DOHA (Reuters) - A top U.S. diplomat in the Middle East has expressed rare public frustration at political tensions back home, in the week when President Donald Trump fired FBI director James Comey.
Dana Shell Smith, the U.S. ambassador to Qatar, said in a Twitter post on Wednesday: “Increasingly difficult to wake up overseas to news from home, knowing I will spend today explaining our democracy and institutions.”
A U.S. embassy spokesperson in Doha declined to comment on a request for clarification of the tweet. It appeared hours after Trump stunned Washington by sacking the man in charge of investigating possible collusion between his campaign team and Russia to influence the 2016 presidential election.

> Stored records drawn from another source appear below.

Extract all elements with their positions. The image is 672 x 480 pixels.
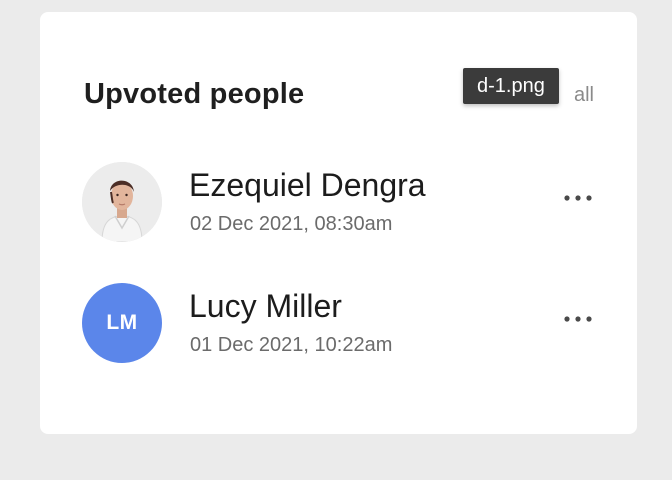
more-horizontal-icon (564, 195, 592, 201)
upvote-timestamp: 02 Dec 2021, 08:30am (190, 213, 393, 235)
card-title: Upvoted people (84, 78, 305, 110)
person-row: LM Lucy Miller 01 Dec 2021, 10:22am (82, 283, 598, 363)
more-options-button[interactable] (558, 184, 598, 212)
upvote-timestamp: 01 Dec 2021, 10:22am (190, 334, 393, 356)
person-name: Ezequiel Dengra (189, 167, 426, 203)
person-name: Lucy Miller (189, 288, 342, 324)
see-all-link[interactable]: all (574, 84, 594, 107)
avatar[interactable] (82, 162, 162, 242)
filename-tooltip: d-1.png (463, 68, 559, 104)
avatar-photo-icon (82, 162, 162, 242)
person-row: Ezequiel Dengra 02 Dec 2021, 08:30am (82, 162, 598, 242)
more-options-button[interactable] (558, 305, 598, 333)
more-horizontal-icon (564, 316, 592, 322)
avatar[interactable]: LM (82, 283, 162, 363)
upvoted-people-card: Upvoted people all d-1.png Ezequiel Deng… (40, 12, 637, 434)
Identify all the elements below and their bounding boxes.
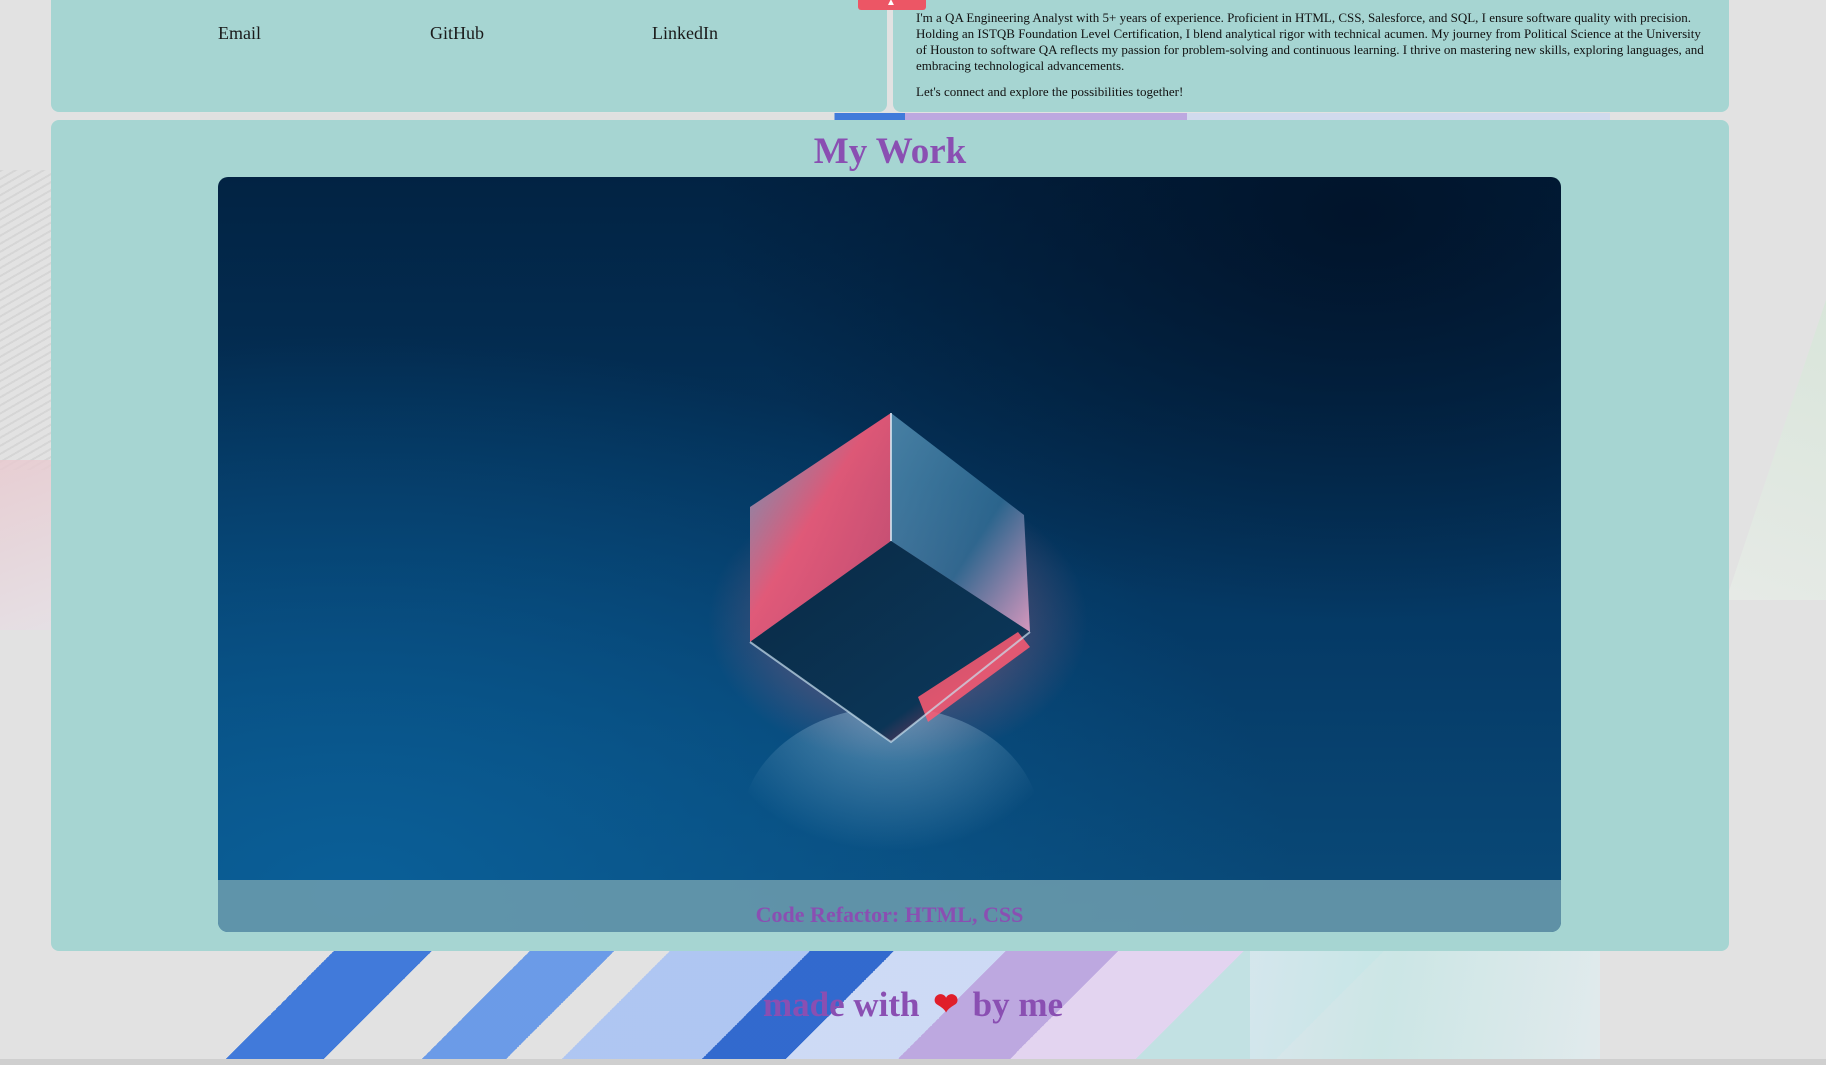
email-link[interactable]: Email <box>218 23 261 44</box>
about-cta: Let's connect and explore the possibilit… <box>916 84 1184 99</box>
contact-links: Email GitHub LinkedIn <box>51 13 887 43</box>
background-pink-shape <box>0 460 55 630</box>
about-text: I'm a QA Engineering Analyst with 5+ yea… <box>916 10 1706 110</box>
about-paragraph: I'm a QA Engineering Analyst with 5+ yea… <box>916 10 1704 73</box>
horizontal-scrollbar[interactable] <box>0 1059 1826 1065</box>
contact-card: Email GitHub LinkedIn <box>51 0 887 112</box>
footer: made with ❤ by me <box>0 985 1826 1025</box>
heart-icon: ❤ <box>933 988 959 1021</box>
footer-text-before: made with <box>762 985 920 1024</box>
project-caption: Code Refactor: HTML, CSS <box>218 880 1561 932</box>
project-card[interactable]: Code Refactor: HTML, CSS <box>218 177 1561 932</box>
work-title: My Work <box>813 131 967 172</box>
background-right-shape <box>1726 300 1826 600</box>
about-card: I'm a QA Engineering Analyst with 5+ yea… <box>893 0 1729 112</box>
scroll-top-ribbon[interactable]: ▲ <box>858 0 926 10</box>
github-link[interactable]: GitHub <box>430 23 484 44</box>
work-section: My Work Code Refactor: HTML, CSS <box>51 120 1729 951</box>
up-arrow-icon: ▲ <box>886 0 896 8</box>
prism-cube-image <box>708 413 1088 932</box>
footer-text-after: by me <box>972 985 1064 1024</box>
page: Email GitHub LinkedIn I'm a QA Engineeri… <box>0 0 1826 1065</box>
linkedin-link[interactable]: LinkedIn <box>652 23 718 44</box>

The U.S. State Department did not immediately respond to a request for comment.
Smith, appointed by former President Barack Obama in 2014, struck a more upbeat note in another post on Thursday.
“Diplomats explain & defend our political system. Can be tough when partisan acrimony so high, but there is still no greater country. #USA,” she tweeted.
With enormous natural gas reserves that make it one of the world’s wealthiest countries, Qatar is home to the U.S. air base Al Udeid, where around 10,000 military personnel are stationed, and is one of Washington’s main Arab allies.
Gulf Arab leaders will meet Trump in Saudi Arabia this month during his first international trip as president.